Sydney will remain in lockdown for another four weeks after having already endured a month of stay-at-home orders and restrictions, the New South Wales government announced on Wednesday.
A release from the NSW government cited “low vaccination rates” for the continuing lockdown. “This extra time will allow NSW residents to significantly increase the uptake of vaccines in areas most affected by the current outbreak and across the state.”
NSW Premier Gladys Berejiklian said that the city with more than 5.3 million people cannot come out of lockdown because of an increase in cases of the CCP (Chinese Communist Party) virus in the recent days, and that higher vaccination rates and complying with the imposed orders are the only way to guarantee the easing of restrictions. The CCP virus causes the disease COVID-19.

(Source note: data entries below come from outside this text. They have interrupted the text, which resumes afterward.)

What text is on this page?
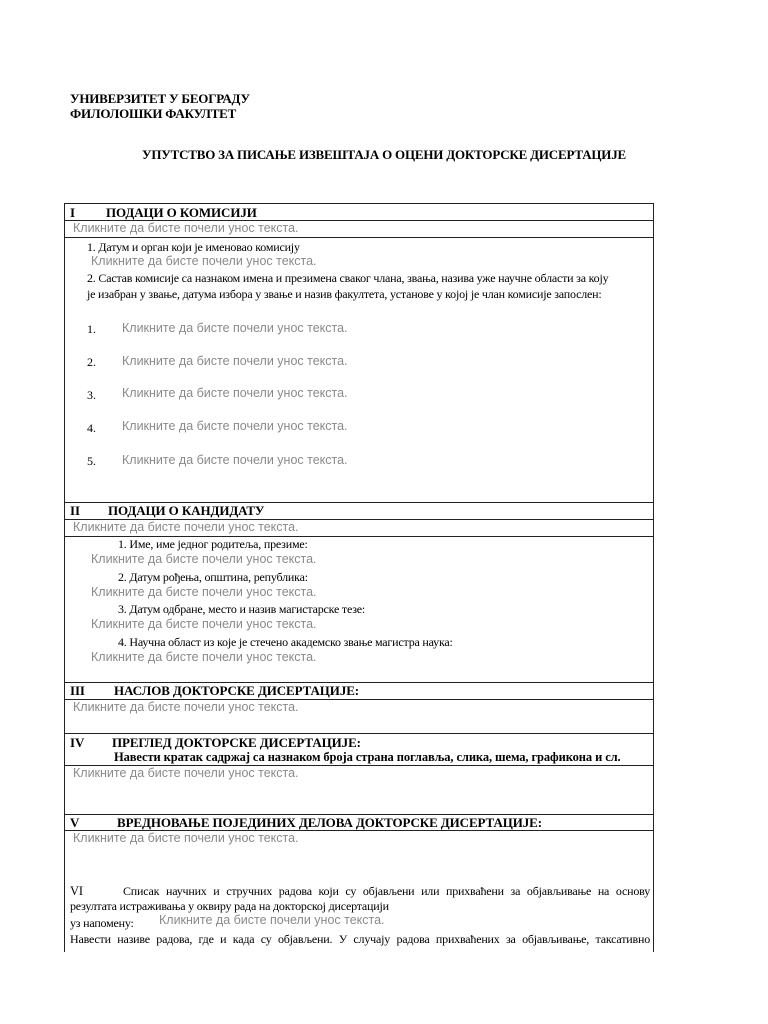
УНИВЕРЗИТЕТ У БЕОГРАДУ
ФИЛОЛОШКИ ФАКУЛТЕТ
УПУТСТВО ЗА ПИСАЊЕ ИЗВЕШТАЈА О ОЦЕНИ ДОКТОРСКЕ ДИСЕРТАЦИЈЕ
I ПОДАЦИ О КОМИСИЈИ
Кликните да бисте почели унос текста.
1. Датум и орган који је именовао комисију
Кликните да бисте почели унос текста.
2. Састав комисије са назнаком имена и презимена сваког члана, звања, назива уже научне области за коју
је изабран у звање, датума избора у звање и назив факултета, установе у којој је члан комисије запослен:
1. Кликните да бисте почели унос текста.
2. Кликните да бисте почели унос текста.
3. Кликните да бисте почели унос текста.
4. Кликните да бисте почели унос текста.
5. Кликните да бисте почели унос текста.
II ПОДАЦИ О КАНДИДАТУ
Кликните да бисте почели унос текста.
1. Име, име једног родитеља, презиме:
Кликните да бисте почели унос текста.
2. Датум рођења, општина, република:
Кликните да бисте почели унос текста.
3. Датум одбране, место и назив магистарске тезе:
Кликните да бисте почели унос текста.
4. Научна област из које је стечено академско звање магистра наука:
Кликните да бисте почели унос текста.
III НАСЛОВ ДОКТОРСКЕ ДИСЕРТАЦИЈЕ:
Кликните да бисте почели унос текста.
IV ПРЕГЛЕД ДОКТОРСКЕ ДИСЕРТАЦИЈЕ:
Навести кратак садржај са назнаком броја страна поглавља, слика, шема, графикона и сл.
Кликните да бисте почели унос текста.
V	ВРЕДНОВАЊЕ ПОЈЕДИНИХ ДЕЛОВА ДОКТОРСКЕ ДИСЕРТАЦИЈЕ:
Кликните да бисте почели унос текста.
VI	Списак научних и стручних радова који су објављени или прихваћени за објављивање на основу
резултата истраживања у оквиру рада на докторској дисертацији
уз напомену: Кликните да бисте почели унос текста.
Навести називе радова, где и када су објављени. У случају радова прихваћених за објављивање, таксативно
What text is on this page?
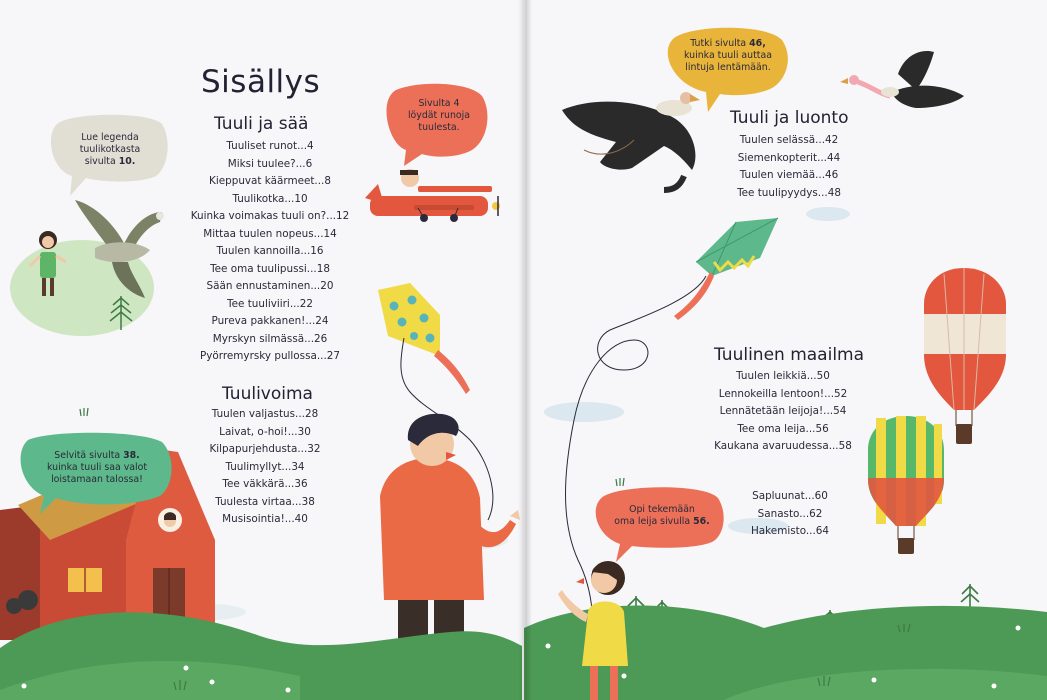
Sisällys
Tuuli ja sää
Tuuliset runot...4
Miksi tuulee?...6
Kieppuvat käärmeet...8
Tuulikotka...10
Kuinka voimakas tuuli on?...12
Mittaa tuulen nopeus...14
Tuulen kannoilla...16
Tee oma tuulipussi...18
Sään ennustaminen...20
Tee tuuliviiri...22
Pureva pakkanen!...24
Myrskyn silmässä...26
Pyörremyrsky pullossa...27
Tuulivoima
Tuulen valjastus...28
Laivat, o-hoi!...30
Kilpapurjehdusta...32
Tuulimyllyt...34
Tee väkkärä...36
Tuulesta virtaa...38
Musisointia!...40
Lue legenda
tuulikotkasta
sivulta 10.
Sivulta 4
löydät runoja
tuulesta.
Selvitä sivulta 38.
kuinka tuuli saa valot
loistamaan talossa!
Tuuli ja luonto
Tuulen selässä...42
Siemenkopterit...44
Tuulen viemää...46
Tee tuulipyydys...48
Tuulinen maailma
Tuulen leikkiä...50
Lennokeilla lentoon!...52
Lennätetään leijoja!...54
Tee oma leija...56
Kaukana avaruudessa...58
Sapluunat...60
Sanasto...62
Hakemisto...64
Tutki sivulta 46,
kuinka tuuli auttaa
lintuja lentämään.
Opi tekemään
oma leija sivulla 56.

Sydney reported 177 new infections on Tuesday, a slight increase from 172 new cases recorded on Monday. The state has seen a total of 8,105 cases altogether since Jan. 25, 2020, of which 2,291 cases are active as of Wednesday afternoon.
Berejiklian told reporters that all areas currently locked down “will continue to be locked down for a further four weeks.” The decision affects Greater Sydney including Shell Harbour, Wollongong, the Blue Mountains, and the Central Coast, which will now be under lockdown until Aug. 28.
Further from 11.59 p.m. on Wednesday, an additional three local government (LGA) areas—Georges River, Parramatta and Campbeltown—will join Cumberland, Canterbury-Bankstown, Blacktown, Liverpool and Fairfield under tightened restrictions after the Delta variant continues to spread throughout the city. Residents in 8 LGAs will be unable to leave their LGAs unless they work in one of the 12 authorised sectors nominated by the NSW government.
Berejiklian said that there is “plenty of AstraZeneca” and that anyone 18 and over in Greater Sydney “should access the jab.” She said that unvaccinated people should “please organise a jab” especially if they are in one of the restricted LGAs.
The restrictions will continue to affect students, who must keep up with their education from home, except for those in year 12, who will return to face to face learning on Aug. 16..
The state government noted, however, that year 12 students who live in one of the 8 LGAs will be “subject to a Pfizer vaccination program.”
The news of the extension comes after thousands demonstrated in Sydney to protest the lockdown imposed on the city.
Berejiklian on Wednesday announced the government has partially lifted one of its most controversial lockdowns restrictions—the ban on construction work. Now, non-occupied worksites around the city and its surroundings will be allowed to re-open from Saturday.
The government had faced heavy criticism for the ban on construction work, including from the construction union, the CFMEU.
“Last Friday, we were still told the industry could keep going,” CFMEU Secretary Darren Greenfield said. “To come out and flip a switch was atrocious.”
He added, “We’re still angry, but we need to start telling the government—everyone in the industry and everyone in NSW as well—that we need to get back up and running.”
Both the federal and state government have announced new support packages in an effort to soften the financial blow caused by the imposed lockdown.
Under the new federal package, full-time workers will get weekly support payments of $750, while part-time workers will get $450. The new payments will start from claims processed the week prior to Aug. 2.
Individuals receiving Centrelink payments will be eligible for an additional $200 a week if they lose more than eight hours of work per week.
The NSW government will also offer eligible businesses and not-for-profits payments of between $1,500 and $100,000 a week, depending on their payroll.
The payment will be calculated based on 40 percent of payroll for businesses that have suffered a decline of 30 percent or more in turnover. The NSW government expects the scheme will cover more than 400,000 businesses employing 3.3 million workers in NSW.
Correction: A previous version of this article incorrectly reported on the vaccination requirement for students in LGAs of concern. The Pfizer vaccine is highly prioritized for students aged 16 to 18 in the eight LGAs of concern. The Epoch Times regrets the error.